What WF sheet metal techniqe was used to create the vanes? I have done some projects where I needed to assemble things to "bent and twisted" features.

Can you share a picture or a sample model?

Dean

1-Visitor
September 12, 2014

You can add points or coordinate systems to the holes in the flat state and they should follow the bent feature.

Not sure where the axes went. Do they not appear in the flat state?

The problem you are seeing is because the holes are no longer round after being formed. This is because in sheetmetal only one surface drives all the sheetmetal geometry features - when that surface is warped or formed, all the features driven from it are warped as well. If a hole is in a place that stays flat after bending, it would still be a hole.

17-Peridot
September 13, 2014

I can get the axes to follow the bend back feature but the reference pattern fails to follow past the bend. It is a tedious assembly. Avoid trying to use tangent as it seems to always create the tangent opposite where you want it with no "next solution" available. As David recommends, you can place points at the intersect of a rounded plane (cylindrical) and the axis. Then you have an axis for alignment and a point for "depth". You will need that point in both features, though. CSYS might be better, but they too require a lot of "maintenance". Why can we not have a CSYS mate to a point as a constraint?

JWayman1-VisitorAuthor
1-Visitor
September 17, 2014

Thanks for the answers, folks.

I have just returned after a lovely long weekend in Rome, so I apologise for not having replied earlier, but I did have other things on my mind...

vane_sheet_metal.png

 

The picture shows the model tree and the bent item, with the hole axes marooned in free space.
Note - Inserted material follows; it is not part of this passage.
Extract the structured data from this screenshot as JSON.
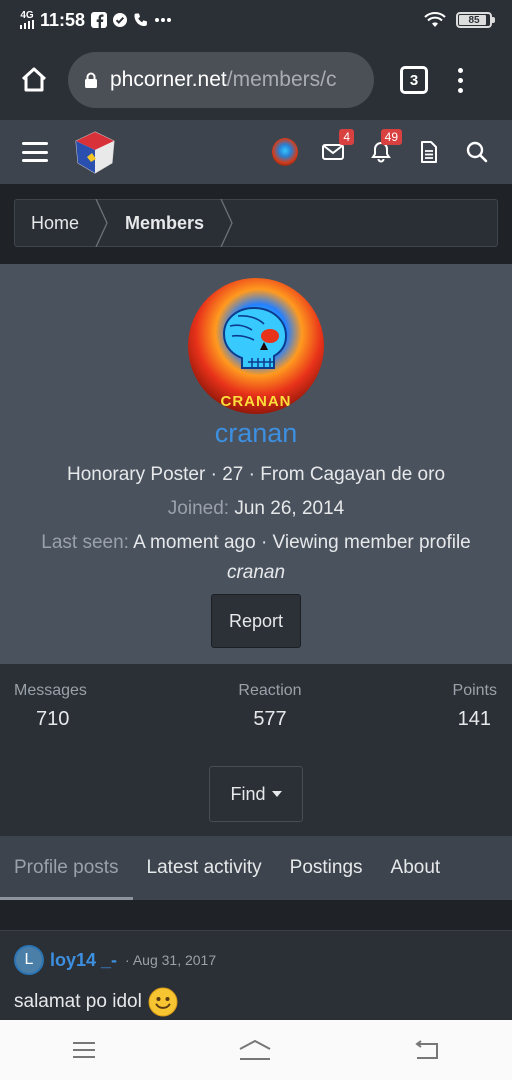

I tried placing another set of axes, through a point and normal to the surface, before the bend feature, and got the same result, just with some additional marooned points.
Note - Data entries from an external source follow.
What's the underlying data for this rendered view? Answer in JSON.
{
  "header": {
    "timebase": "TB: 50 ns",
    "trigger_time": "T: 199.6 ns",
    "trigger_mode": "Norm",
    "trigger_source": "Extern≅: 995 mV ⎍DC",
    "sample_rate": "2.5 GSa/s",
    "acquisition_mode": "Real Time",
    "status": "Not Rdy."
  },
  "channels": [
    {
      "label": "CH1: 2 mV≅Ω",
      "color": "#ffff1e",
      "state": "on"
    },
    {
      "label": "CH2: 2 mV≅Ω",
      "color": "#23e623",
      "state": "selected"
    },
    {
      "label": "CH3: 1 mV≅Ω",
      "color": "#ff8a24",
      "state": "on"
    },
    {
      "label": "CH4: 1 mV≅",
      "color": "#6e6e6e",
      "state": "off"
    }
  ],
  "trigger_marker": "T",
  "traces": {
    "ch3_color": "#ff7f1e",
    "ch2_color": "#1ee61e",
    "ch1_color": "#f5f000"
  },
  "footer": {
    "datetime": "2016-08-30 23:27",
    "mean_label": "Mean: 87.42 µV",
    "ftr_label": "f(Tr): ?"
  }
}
I also tried doing the bend first, then an unbend before adding the holes and finally a bend-back. Still the same result.

Where are we going wrong?

 

We don't use sheet metal much - you probably guessed that. I'm sure I've cracked this one previously, though.

 

Any suggestions (other than to ditch WF4 and use Creo Parametric 3.0...)?

 

WF4, m220

 

Cheers,

 

 

John

17-Peridot
September 17, 2014

John, I've had axes do both things... stay on the flat position in some instances and others it would go with the metal. The axes should be created with the feature and maybe they are hiding with intelligent layers.
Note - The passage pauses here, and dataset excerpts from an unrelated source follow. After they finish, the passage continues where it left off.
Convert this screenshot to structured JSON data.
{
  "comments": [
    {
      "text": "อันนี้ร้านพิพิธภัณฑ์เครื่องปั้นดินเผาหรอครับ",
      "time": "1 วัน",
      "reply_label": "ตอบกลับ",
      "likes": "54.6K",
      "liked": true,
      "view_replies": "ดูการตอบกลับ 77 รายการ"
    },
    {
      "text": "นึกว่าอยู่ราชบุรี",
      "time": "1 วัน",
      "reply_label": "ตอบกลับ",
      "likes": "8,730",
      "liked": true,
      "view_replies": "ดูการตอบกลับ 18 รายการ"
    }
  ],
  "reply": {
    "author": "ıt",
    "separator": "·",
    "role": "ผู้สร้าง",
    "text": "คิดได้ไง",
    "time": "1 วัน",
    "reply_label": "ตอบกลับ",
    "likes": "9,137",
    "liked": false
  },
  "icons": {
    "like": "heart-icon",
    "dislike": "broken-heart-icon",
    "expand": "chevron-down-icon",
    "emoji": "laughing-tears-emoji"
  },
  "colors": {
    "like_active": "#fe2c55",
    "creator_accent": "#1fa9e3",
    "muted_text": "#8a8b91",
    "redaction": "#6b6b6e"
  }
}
This is Creo 2.0. You can probably follow the structure. You also see that the axes moved with the bend-back.

However, opening this part today, the points I placed at the intersections of axis and surface moved off to a projected state from the flat until I edited the definision of the points. Bad form!

smt_pattern_axes.PNG

I guess I better report this one.

point_error.PNG

1-Visitor
September 17, 2014

Can we all agree that it performs to spec?